This Simple Breathing Technique Can Lower Your Blood Pressure Just As Much As Exercise
Having blood pressure levels that are neither too low nor too high is a marker for good health because your blood pressure plays a major role in ensuring that oxygen, antibodies to fight off infection, and life-sustaining nutrients are being efficiently sent to every part of your body, while waste products like carbon dioxide are being properly eliminated (via Medical News Today).
High blood pressure means your heart has to work too hard to pump blood and nutrients throughout your body, potentially resulting in cardiovascular issues like heart attack and stroke (via Mayo Clinic). Low blood pressure, on the other hand, is when your blood struggles to efficiently circulate through your system. This could lead to headaches, nausea, and feeling dizzy (via Medical News Today).
By incorporating healthy routines and choices into your lifestyle, you can help your body maintain healthy blood pressure levels. Keeping physically active with regular exercise, refraining from smoking and heavy drinking, eating nutritious foods, avoiding a diet with too much sodium, and monitoring and reducing your stress levels are all ways to help ensure your blood pressure remains healthy, notes Medical News Today. You can also try a quick and easy breathing technique.
Balance your blood pressure through breathing
According to MindBodyGreen, Inspiratory Muscle Strength Training, or IMST, involves breathing through a small device that creates resistance on every inhale. This resistance forces you to work harder to breathe in, which in turn helps to strengthen your breathing muscles, per the University of Colorado at Boulder. The device can be purchased online.

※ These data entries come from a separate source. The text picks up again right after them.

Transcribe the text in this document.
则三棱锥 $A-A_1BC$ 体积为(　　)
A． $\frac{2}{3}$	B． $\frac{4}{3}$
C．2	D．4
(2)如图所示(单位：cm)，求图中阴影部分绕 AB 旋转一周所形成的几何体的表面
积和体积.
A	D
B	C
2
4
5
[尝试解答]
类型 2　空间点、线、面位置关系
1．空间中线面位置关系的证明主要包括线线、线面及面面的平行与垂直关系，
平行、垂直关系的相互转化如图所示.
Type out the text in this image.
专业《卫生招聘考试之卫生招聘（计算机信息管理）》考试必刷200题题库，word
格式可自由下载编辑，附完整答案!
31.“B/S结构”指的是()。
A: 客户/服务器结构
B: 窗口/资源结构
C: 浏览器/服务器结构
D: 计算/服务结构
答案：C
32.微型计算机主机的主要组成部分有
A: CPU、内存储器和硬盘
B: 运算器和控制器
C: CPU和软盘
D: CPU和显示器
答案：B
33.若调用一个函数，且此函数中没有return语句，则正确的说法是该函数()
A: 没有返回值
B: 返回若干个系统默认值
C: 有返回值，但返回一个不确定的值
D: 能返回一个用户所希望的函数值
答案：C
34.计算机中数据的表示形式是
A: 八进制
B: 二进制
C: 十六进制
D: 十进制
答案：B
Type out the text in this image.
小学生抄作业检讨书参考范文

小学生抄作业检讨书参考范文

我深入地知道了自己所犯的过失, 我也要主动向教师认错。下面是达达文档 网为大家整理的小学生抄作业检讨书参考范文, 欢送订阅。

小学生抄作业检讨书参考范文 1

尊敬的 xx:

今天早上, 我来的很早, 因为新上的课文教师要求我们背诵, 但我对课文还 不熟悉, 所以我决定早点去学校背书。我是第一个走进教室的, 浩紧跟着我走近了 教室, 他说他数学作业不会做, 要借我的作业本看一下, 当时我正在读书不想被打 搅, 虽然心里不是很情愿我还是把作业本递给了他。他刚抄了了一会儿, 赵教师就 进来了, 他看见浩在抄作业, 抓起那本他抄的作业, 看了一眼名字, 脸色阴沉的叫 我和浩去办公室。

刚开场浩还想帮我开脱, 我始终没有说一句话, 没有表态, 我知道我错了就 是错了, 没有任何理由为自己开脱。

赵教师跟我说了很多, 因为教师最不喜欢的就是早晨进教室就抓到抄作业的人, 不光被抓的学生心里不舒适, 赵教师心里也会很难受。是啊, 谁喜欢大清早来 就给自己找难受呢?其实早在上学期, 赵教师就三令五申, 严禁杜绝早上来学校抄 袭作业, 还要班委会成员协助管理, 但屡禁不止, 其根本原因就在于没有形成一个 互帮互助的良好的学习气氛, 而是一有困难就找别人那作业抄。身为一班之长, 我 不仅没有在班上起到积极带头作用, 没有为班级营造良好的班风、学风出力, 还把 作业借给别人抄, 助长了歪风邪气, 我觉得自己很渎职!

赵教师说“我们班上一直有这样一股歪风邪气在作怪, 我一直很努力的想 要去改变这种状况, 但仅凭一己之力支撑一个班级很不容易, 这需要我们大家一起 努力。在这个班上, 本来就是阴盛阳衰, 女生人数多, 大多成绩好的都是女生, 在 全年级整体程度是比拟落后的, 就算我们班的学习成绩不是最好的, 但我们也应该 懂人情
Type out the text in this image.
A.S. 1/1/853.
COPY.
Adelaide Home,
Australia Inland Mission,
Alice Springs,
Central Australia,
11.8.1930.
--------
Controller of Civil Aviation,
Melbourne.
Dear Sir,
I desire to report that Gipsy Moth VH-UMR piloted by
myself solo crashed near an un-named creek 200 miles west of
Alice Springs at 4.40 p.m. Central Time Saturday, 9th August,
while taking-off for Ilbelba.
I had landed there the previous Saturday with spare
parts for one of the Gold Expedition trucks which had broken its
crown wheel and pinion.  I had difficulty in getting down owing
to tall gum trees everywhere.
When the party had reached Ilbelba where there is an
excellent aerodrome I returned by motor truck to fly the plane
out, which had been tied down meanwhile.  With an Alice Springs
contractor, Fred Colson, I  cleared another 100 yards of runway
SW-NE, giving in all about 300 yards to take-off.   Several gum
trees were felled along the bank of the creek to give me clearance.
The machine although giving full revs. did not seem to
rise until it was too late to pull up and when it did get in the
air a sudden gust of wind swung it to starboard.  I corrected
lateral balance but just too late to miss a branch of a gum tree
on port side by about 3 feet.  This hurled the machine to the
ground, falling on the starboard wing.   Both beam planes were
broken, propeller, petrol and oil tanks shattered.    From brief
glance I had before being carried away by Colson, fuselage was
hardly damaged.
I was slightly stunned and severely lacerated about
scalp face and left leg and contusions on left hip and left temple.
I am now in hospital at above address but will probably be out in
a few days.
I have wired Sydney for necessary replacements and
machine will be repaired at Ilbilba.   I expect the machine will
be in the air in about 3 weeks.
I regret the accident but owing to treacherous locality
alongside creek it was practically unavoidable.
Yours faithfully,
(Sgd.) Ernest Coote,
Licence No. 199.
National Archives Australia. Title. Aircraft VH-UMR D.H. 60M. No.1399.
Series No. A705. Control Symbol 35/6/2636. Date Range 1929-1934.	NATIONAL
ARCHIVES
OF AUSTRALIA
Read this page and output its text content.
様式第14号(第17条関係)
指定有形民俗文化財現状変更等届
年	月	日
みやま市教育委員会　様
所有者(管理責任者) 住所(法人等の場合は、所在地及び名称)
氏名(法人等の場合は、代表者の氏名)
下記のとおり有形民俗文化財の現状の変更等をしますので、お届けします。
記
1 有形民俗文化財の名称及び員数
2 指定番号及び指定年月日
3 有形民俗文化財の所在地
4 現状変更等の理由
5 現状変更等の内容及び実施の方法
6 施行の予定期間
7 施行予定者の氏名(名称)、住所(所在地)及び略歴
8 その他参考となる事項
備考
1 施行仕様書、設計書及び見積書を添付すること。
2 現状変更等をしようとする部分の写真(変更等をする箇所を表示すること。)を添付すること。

A 2021 study published in the Journal of the American Heart Association (JAHA) found that participants who were assigned to use the IMST device for six weeks were able to reduce their systolic blood pressure by nine points. These results, coupled with the fact that the improved blood pressure levels continued six weeks after the study was completed, led researchers to believe that IMST can be just as effective as exercise and medications.
As study author Doug Seals, Professor of Integrative Physiology explained per the University of Colorado at Boulder, "We have identified a novel form of therapy that lowers blood pressure without giving people pharmacological compounds and with much higher adherence than aerobic exercise. That's noteworthy."